Enable local-as-no-prepend if you do not want to prepend local-as to incoming updates.

Enable local-as-replace-as to replace a real AS with local AS in outgoing updates.

Restricting access to YouTube (replacement for the YouTube Education filter feature) (378277)

Previous versions of FortiOS supported YouTube for Schools (YTfS). As of July 1, 2016 this feature is no longer supported by YouTube. Instead you can use the information in the YouTube support article Restrict YouTube content on your network or managed devices to achieve the same result. FortiOS supports applying Strict or Moderate restrictions using HTTP headers as described in this article.

In FortiOS 5.4.2 with inspection mode set to proxy-based, in a Web Filter profile under Search Engines you can select Restrict YouTube Access and select either Strict or Moderate.

High Availability hello-holddown CLI option typo fix (382364)

The config system ha option helo-holddown has been renamed hello-holddown.

DNS filter available in flow mode (390957)

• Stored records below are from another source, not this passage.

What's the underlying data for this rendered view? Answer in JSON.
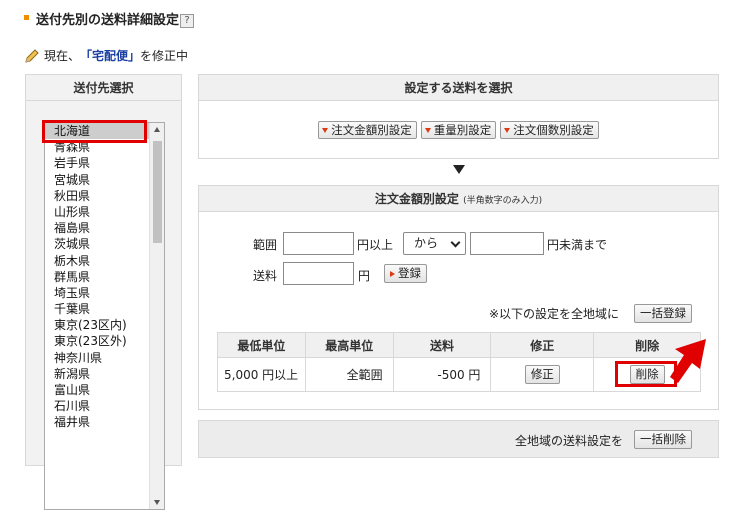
{
  "header": {
    "section_title": "送付先別の送料詳細設定",
    "help_label": "?",
    "current_prefix": "現在、",
    "current_name": "「宅配便」",
    "current_suffix": "を修正中"
  },
  "left_panel": {
    "title": "送付先選択",
    "prefectures": [
      "北海道",
      "青森県",
      "岩手県",
      "宮城県",
      "秋田県",
      "山形県",
      "福島県",
      "茨城県",
      "栃木県",
      "群馬県",
      "埼玉県",
      "千葉県",
      "東京(23区内)",
      "東京(23区外)",
      "神奈川県",
      "新潟県",
      "富山県",
      "石川県",
      "福井県"
    ],
    "selected": "北海道"
  },
  "fee_type": {
    "title": "設定する送料を選択",
    "buttons": [
      "注文金額別設定",
      "重量別設定",
      "注文個数別設定"
    ]
  },
  "order_amount": {
    "title": "注文金額別設定",
    "note": "(半角数字のみ入力)",
    "range_label": "範囲",
    "yen_above": "円以上",
    "from_option": "から",
    "yen_below": "円未満まで",
    "fee_label": "送料",
    "yen": "円",
    "register_button": "登録",
    "bulk_note": "※以下の設定を全地域に",
    "bulk_register_button": "一括登録",
    "table": {
      "headers": [
        "最低単位",
        "最高単位",
        "送料",
        "修正",
        "削除"
      ],
      "rows": [
        {
          "min": "5,000 円以上",
          "max": "全範囲",
          "fee": "-500 円",
          "edit": "修正",
          "delete": "削除"
        }
      ]
    }
  },
  "bottom": {
    "label": "全地域の送料設定を",
    "bulk_delete_button": "一括削除"
  },
  "colors": {
    "accent_orange": "#f08c00",
    "highlight_red": "#e00000",
    "link_blue": "#1a3fa3",
    "button_marker": "#d93c14"
  }
}
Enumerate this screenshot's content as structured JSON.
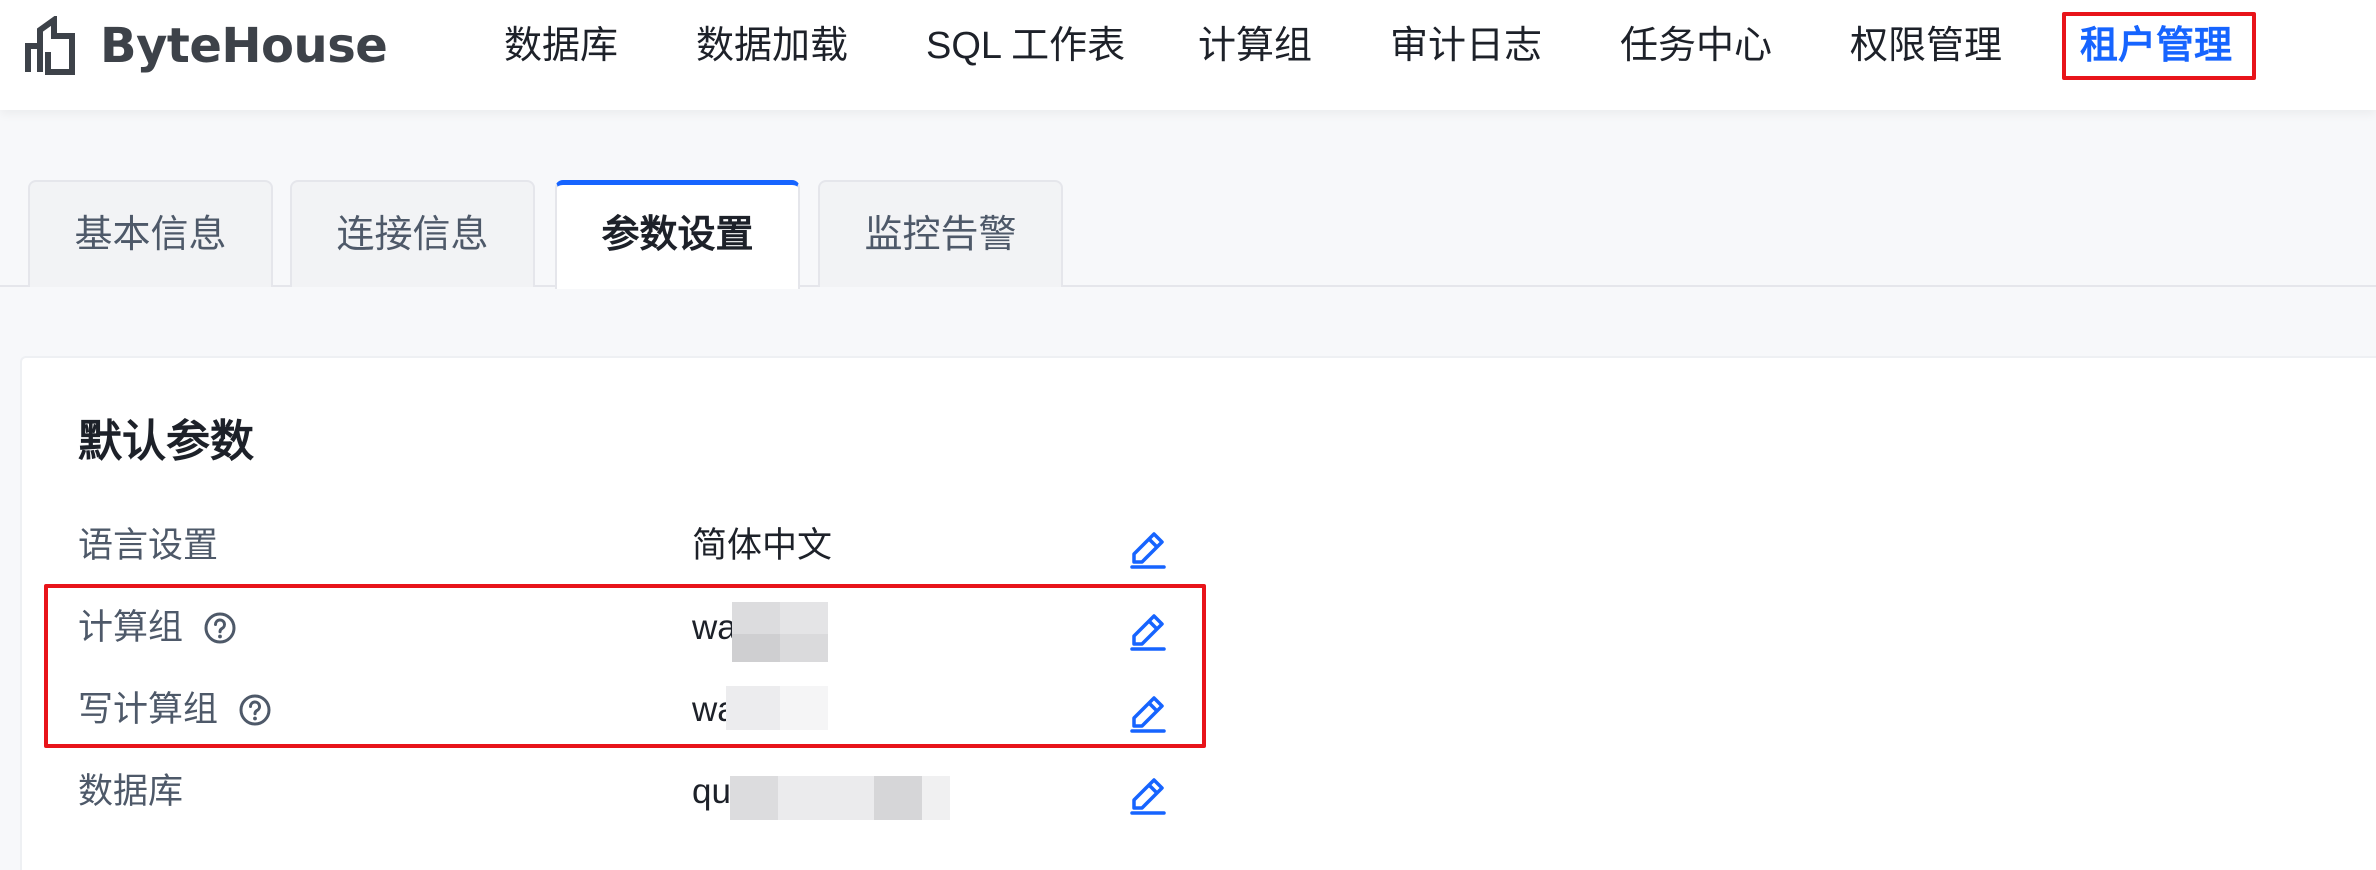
{
  "app": {
    "logo_text": "ByteHouse",
    "logo_icon": "bytehouse-logo-icon"
  },
  "nav": {
    "items": [
      {
        "label": "数据库"
      },
      {
        "label": "数据加载"
      },
      {
        "label": "SQL 工作表"
      },
      {
        "label": "计算组"
      },
      {
        "label": "审计日志"
      },
      {
        "label": "任务中心"
      },
      {
        "label": "权限管理"
      },
      {
        "label": "租户管理",
        "active": true
      }
    ]
  },
  "tabs": [
    {
      "label": "基本信息"
    },
    {
      "label": "连接信息"
    },
    {
      "label": "参数设置",
      "active": true
    },
    {
      "label": "监控告警"
    }
  ],
  "section": {
    "title": "默认参数",
    "params": [
      {
        "label": "语言设置",
        "value": "简体中文",
        "has_help": false
      },
      {
        "label": "计算组",
        "value": "wa",
        "has_help": true,
        "value_obscured": true
      },
      {
        "label": "写计算组",
        "value": "wa",
        "has_help": true,
        "value_obscured": true
      },
      {
        "label": "数据库",
        "value": "qu",
        "has_help": false,
        "value_obscured": true
      }
    ]
  },
  "colors": {
    "accent": "#1664ff",
    "highlight_box": "#e8141a",
    "text_primary": "#1d2129",
    "text_secondary": "#4e5969"
  }
}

DNS filter security profiles can now be edited and added to security policies if the FortiGate or the current VDOM Inspection Mode is set to Flow-based.

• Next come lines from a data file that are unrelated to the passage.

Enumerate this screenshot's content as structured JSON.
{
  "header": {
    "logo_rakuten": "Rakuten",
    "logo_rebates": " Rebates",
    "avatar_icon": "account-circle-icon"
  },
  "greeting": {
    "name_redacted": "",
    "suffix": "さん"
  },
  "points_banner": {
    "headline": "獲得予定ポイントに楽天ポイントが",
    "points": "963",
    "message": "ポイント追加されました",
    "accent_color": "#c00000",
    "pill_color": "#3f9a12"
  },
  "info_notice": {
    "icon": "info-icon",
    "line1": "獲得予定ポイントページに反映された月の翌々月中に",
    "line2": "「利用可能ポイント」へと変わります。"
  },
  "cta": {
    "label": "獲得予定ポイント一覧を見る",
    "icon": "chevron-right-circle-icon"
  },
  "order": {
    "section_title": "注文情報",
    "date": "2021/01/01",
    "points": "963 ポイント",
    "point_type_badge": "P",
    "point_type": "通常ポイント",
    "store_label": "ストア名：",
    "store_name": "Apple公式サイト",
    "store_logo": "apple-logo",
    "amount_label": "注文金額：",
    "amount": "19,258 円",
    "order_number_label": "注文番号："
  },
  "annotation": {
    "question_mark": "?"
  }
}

Patch apache server vulnerabilities (379870)

The following CLI commands have been added as part of an update to protect SSL VPN connections to the FortiGate from Slowloris (CVE-2007-6750) and R-U-Dead-Yet attacks.

config vpn ssl settings

set http-request-header-timeout 20

set http-request-body timeout 30

end

http-request-header-timeout protects against Slowloris by controlling maximum time to read the HTTP request header. If the HTTP header does not complete within this time, SSL VPN disconnects the connection with response code 408 (Request Timeout). The default is 20 seconds and the range is 1 to 60 seconds.

http-request-body-timeout protects against R-U-Dead-Yet attacks by controlling the maximum time to read a HTTP request body. If the HTTP body does not complete within this time, SSL VPN disconnects the connection with response code 408 (Request Timeout). The default is 30 seconds and the range is 1 to 60 seconds.

Diagnose hardware test added to select FortiGate models (388646 302021 381208)

Most current FortiGate models include the diagnose hardware test command that you can use to test all aspects of a FortiGate's hardware and report on problems that are found.

Antispam log message improvements (284055)

When Antispam protection finds a phishing URL in an email message, the log message recorded for this event now includes the phishing URL found in the email message. The phishing URL is included in the fortiguardresp log message field.

Last session information saved in a crash log when an IPS engine crash occurs (378252)

Changes to FortiOS IPS and to the IPS engine version 3.170 now cause FortiOS to save a crash log with the last session information when an IPS crash occurs. This information can be used by Fortinet support to diagnose the cause of the crash.